Reuben was sitting on the counter smoking his pipe and reading an old tattered copy of Dryden's translation of Virgil. He lifted his clear blue eyes in astonishment, put down his pipe, and, slowly swinging his long legs over the counter, caught Jane by the waist, put both his arms round her, and said,--
"Why, mother, what's come over you! You know poor little Eph's dyin' of that white swellin'. You wouldn't have me refuse his mother anything we've got, would you?"
Jane Miller walked back to the house with tears in her eyes, but her homely sallow face was transfigured by love as she went about her work, thinking to herself,--
"There never was such a man's Reuben, anyhow. I guess he'll get interest one o' these days for all he's lent the Lord, first and last, without anybody's knowin' it."

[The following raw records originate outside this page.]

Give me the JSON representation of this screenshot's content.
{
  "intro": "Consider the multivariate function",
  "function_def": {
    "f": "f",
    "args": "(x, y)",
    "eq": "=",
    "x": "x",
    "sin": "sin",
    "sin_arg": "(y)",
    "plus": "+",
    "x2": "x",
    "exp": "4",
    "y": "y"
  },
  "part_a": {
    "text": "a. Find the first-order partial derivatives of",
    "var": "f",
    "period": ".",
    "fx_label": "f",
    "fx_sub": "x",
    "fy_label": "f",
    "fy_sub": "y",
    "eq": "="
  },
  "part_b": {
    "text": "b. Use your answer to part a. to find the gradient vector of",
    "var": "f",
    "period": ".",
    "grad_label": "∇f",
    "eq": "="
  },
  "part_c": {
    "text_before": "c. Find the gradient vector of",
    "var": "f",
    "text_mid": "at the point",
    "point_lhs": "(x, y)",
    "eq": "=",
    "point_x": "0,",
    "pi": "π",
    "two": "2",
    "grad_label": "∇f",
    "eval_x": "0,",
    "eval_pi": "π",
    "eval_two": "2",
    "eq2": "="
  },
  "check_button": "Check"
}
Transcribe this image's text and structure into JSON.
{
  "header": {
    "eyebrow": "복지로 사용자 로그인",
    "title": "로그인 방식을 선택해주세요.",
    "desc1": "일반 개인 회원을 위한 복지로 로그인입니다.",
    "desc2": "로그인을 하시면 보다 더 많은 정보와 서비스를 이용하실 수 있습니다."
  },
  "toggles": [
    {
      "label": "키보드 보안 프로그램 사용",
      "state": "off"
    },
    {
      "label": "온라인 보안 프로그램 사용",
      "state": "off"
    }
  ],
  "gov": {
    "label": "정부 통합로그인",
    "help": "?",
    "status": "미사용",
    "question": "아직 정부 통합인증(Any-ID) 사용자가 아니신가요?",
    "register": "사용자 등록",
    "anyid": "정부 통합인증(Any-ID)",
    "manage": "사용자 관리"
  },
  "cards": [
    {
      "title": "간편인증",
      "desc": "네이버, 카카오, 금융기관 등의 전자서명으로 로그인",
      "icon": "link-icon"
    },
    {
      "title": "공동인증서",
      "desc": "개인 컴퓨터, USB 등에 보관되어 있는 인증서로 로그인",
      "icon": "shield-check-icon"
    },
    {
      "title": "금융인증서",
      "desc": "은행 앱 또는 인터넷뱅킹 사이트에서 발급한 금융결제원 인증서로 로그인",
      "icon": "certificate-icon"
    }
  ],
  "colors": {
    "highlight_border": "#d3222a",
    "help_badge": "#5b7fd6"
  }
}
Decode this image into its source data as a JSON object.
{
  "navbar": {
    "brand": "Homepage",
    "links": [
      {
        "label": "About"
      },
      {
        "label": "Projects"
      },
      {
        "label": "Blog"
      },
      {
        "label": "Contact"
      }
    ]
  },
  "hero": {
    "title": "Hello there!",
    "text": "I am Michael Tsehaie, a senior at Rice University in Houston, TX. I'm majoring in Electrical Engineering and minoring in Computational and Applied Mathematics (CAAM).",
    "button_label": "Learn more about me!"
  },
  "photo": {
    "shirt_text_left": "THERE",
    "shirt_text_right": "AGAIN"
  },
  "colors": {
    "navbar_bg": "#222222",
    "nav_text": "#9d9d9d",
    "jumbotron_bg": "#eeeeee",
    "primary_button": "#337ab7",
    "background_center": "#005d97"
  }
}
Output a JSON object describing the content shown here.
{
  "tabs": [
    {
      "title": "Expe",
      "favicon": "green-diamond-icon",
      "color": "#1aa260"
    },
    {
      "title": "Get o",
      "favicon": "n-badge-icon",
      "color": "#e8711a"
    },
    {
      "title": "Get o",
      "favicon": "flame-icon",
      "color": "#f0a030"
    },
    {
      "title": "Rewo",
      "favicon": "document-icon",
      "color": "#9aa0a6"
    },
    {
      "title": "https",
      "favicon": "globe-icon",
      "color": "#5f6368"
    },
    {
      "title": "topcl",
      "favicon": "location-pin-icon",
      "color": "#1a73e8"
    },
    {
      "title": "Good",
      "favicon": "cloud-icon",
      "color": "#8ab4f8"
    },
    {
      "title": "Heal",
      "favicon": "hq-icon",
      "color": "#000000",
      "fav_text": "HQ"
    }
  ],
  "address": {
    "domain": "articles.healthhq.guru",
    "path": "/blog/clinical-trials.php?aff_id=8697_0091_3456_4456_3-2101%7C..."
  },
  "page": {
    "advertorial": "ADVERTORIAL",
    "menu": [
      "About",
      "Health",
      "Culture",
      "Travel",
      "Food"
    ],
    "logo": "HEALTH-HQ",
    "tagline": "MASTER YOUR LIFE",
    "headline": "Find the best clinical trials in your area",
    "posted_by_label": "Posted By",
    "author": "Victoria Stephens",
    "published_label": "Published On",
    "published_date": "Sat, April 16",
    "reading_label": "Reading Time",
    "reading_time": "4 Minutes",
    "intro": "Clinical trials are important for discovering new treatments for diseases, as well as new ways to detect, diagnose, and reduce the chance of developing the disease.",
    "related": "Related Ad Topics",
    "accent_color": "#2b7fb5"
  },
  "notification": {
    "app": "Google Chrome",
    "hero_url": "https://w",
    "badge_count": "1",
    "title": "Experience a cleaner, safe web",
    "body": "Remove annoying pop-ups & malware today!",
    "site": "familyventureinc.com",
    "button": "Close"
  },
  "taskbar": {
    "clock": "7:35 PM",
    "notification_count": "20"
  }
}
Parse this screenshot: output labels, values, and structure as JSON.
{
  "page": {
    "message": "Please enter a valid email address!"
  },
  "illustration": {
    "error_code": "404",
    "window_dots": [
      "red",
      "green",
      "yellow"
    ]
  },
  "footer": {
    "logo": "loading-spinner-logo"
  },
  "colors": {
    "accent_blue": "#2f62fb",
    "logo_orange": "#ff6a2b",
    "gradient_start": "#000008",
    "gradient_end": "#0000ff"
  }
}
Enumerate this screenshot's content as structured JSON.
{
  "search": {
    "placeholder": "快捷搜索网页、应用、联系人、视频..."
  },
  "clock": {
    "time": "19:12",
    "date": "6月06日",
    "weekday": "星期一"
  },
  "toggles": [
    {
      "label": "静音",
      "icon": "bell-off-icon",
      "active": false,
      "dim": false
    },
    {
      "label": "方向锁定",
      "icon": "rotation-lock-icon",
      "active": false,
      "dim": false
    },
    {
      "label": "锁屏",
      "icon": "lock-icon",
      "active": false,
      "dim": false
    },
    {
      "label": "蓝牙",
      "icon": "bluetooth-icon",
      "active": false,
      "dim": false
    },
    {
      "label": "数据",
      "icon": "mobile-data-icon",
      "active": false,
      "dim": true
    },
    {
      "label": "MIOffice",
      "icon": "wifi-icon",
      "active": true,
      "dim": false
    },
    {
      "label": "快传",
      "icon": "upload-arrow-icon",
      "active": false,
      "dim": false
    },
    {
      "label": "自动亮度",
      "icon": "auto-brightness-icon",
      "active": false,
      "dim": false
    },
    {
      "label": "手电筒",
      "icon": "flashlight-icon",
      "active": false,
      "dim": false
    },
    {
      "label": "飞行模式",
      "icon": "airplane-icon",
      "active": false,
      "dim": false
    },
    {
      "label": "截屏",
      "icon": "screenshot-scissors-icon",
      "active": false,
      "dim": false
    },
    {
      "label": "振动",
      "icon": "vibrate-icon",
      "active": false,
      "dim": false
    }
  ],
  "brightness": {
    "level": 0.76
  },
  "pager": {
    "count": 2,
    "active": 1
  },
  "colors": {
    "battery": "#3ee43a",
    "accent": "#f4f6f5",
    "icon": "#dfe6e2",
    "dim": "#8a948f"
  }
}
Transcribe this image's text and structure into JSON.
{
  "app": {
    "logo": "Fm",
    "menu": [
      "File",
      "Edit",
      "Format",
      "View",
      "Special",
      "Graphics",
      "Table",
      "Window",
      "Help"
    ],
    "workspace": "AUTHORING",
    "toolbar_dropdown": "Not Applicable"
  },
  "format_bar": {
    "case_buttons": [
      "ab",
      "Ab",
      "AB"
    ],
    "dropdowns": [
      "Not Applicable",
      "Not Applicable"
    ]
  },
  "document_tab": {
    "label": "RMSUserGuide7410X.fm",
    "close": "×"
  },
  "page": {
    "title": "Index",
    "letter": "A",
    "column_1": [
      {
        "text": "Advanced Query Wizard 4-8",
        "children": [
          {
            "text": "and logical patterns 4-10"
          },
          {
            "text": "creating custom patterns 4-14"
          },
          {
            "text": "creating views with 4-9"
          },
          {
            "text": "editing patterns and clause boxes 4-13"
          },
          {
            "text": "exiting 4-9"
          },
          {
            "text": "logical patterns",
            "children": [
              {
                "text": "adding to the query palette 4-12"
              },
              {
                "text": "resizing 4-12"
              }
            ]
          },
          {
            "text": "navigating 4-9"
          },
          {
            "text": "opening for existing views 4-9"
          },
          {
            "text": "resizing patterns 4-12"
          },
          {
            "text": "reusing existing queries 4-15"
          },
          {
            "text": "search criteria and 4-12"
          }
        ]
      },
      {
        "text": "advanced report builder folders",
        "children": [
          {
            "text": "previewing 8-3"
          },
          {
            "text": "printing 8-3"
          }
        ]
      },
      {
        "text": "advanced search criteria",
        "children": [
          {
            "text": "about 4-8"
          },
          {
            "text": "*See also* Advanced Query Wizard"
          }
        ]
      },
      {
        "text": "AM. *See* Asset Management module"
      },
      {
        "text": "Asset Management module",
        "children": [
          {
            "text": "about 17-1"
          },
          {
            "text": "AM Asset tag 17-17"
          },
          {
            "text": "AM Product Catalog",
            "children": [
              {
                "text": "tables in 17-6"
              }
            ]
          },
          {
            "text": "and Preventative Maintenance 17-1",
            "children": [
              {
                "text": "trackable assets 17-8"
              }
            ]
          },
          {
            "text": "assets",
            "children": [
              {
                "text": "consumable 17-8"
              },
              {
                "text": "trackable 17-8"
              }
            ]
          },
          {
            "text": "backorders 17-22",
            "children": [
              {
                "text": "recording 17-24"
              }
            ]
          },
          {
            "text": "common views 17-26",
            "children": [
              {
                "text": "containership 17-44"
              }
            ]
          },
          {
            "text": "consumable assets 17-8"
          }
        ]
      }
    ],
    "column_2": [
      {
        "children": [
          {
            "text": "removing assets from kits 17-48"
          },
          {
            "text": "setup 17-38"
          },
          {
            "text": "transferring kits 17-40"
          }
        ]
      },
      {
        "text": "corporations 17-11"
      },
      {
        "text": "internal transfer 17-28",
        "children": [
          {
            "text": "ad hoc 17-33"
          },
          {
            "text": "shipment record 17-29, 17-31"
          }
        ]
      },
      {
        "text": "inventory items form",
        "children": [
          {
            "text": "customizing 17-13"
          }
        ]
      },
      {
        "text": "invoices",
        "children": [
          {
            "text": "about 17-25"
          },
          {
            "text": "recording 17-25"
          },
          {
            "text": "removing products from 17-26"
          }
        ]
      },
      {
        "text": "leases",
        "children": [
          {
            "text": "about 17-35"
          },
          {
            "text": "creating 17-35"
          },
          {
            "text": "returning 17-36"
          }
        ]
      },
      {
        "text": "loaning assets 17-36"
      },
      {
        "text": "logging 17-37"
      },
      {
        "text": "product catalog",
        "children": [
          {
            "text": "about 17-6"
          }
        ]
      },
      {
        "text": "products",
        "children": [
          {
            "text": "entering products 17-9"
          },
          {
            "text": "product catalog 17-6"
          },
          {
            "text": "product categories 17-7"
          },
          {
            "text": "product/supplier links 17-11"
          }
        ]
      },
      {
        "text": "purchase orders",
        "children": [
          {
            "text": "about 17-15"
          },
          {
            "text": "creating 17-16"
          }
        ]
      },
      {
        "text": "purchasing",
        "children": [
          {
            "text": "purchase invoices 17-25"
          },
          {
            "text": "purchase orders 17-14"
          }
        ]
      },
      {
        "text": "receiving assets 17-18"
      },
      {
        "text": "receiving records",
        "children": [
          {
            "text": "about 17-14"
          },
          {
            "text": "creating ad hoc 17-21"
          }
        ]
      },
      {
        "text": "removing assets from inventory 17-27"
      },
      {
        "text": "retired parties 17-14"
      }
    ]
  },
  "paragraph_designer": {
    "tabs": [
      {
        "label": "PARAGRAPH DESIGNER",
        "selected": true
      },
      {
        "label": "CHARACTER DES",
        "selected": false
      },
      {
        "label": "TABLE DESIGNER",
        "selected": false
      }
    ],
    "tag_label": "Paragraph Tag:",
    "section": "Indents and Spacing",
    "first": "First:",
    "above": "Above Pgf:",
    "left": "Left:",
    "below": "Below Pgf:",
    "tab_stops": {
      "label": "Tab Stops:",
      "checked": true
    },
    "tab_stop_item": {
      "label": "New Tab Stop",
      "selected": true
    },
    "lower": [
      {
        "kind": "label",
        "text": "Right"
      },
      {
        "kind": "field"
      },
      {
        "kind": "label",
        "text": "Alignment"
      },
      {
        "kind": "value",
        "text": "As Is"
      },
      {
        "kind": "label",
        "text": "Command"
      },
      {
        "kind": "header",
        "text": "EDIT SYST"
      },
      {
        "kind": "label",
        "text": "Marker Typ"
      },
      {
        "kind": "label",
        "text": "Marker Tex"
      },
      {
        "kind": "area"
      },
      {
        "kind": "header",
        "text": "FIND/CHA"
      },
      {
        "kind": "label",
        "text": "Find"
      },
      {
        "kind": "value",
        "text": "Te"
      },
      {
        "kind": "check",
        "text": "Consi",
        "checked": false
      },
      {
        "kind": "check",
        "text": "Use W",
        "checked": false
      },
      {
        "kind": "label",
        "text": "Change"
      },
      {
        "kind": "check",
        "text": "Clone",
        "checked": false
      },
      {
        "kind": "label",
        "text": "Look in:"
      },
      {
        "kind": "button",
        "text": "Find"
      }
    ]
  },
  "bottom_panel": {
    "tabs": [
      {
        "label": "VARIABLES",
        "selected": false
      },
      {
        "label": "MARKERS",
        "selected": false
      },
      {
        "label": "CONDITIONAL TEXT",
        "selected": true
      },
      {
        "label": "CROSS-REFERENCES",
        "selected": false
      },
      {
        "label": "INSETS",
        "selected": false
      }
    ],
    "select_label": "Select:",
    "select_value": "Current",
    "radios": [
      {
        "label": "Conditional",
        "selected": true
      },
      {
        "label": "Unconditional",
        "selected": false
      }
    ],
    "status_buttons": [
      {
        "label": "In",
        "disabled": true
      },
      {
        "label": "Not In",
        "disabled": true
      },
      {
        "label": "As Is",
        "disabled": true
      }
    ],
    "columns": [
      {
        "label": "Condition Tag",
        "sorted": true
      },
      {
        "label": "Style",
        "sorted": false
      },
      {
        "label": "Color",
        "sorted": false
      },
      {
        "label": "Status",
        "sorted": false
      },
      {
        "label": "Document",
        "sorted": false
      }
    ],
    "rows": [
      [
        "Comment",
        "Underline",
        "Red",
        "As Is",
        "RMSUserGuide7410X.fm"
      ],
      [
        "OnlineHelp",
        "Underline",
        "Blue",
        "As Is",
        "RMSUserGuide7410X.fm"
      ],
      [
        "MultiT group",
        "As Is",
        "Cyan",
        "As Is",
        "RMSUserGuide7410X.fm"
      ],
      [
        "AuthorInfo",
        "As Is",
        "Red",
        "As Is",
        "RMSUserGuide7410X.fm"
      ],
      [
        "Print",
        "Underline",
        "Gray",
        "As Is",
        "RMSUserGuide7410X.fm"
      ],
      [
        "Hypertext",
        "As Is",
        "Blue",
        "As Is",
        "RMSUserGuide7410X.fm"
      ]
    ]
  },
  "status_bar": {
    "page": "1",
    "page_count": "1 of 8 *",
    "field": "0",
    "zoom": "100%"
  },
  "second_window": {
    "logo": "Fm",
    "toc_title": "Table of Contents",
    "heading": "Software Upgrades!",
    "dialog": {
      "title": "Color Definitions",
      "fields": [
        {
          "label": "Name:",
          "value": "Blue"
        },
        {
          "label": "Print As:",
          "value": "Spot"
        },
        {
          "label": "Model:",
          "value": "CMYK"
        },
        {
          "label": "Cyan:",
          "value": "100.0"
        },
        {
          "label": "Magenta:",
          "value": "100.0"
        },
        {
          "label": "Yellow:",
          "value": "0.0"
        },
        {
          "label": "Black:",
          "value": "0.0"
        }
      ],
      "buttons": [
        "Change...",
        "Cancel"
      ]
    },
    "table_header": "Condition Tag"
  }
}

But the Lord has His own system of reckoning compound interest, and His ways of paying are not our ways. He gave no visible sign of recognition of indebtedness to Reuben. Things went harder and harder with the Millers, until they had come to such a pass that when Reuben Miller went after the doctor, in the early dawn of the day on which little Draxy was born, he clasped his hands in sorrow and humiliation before he knocked at the doctor's door; and his only words were hard words for a man of sensitiveness and pride to speak:--
"Doctor Cobb, will you come over to my wife? I don't dare to be sure I can ever pay you; but if there's anything in the store "--
"Pshaw, pshaw, Reuben, don't speak of that; you'll be all right in a few years," said the kind old doctor, who had known Reuben from his boyhood, and understood him far better than any one else did.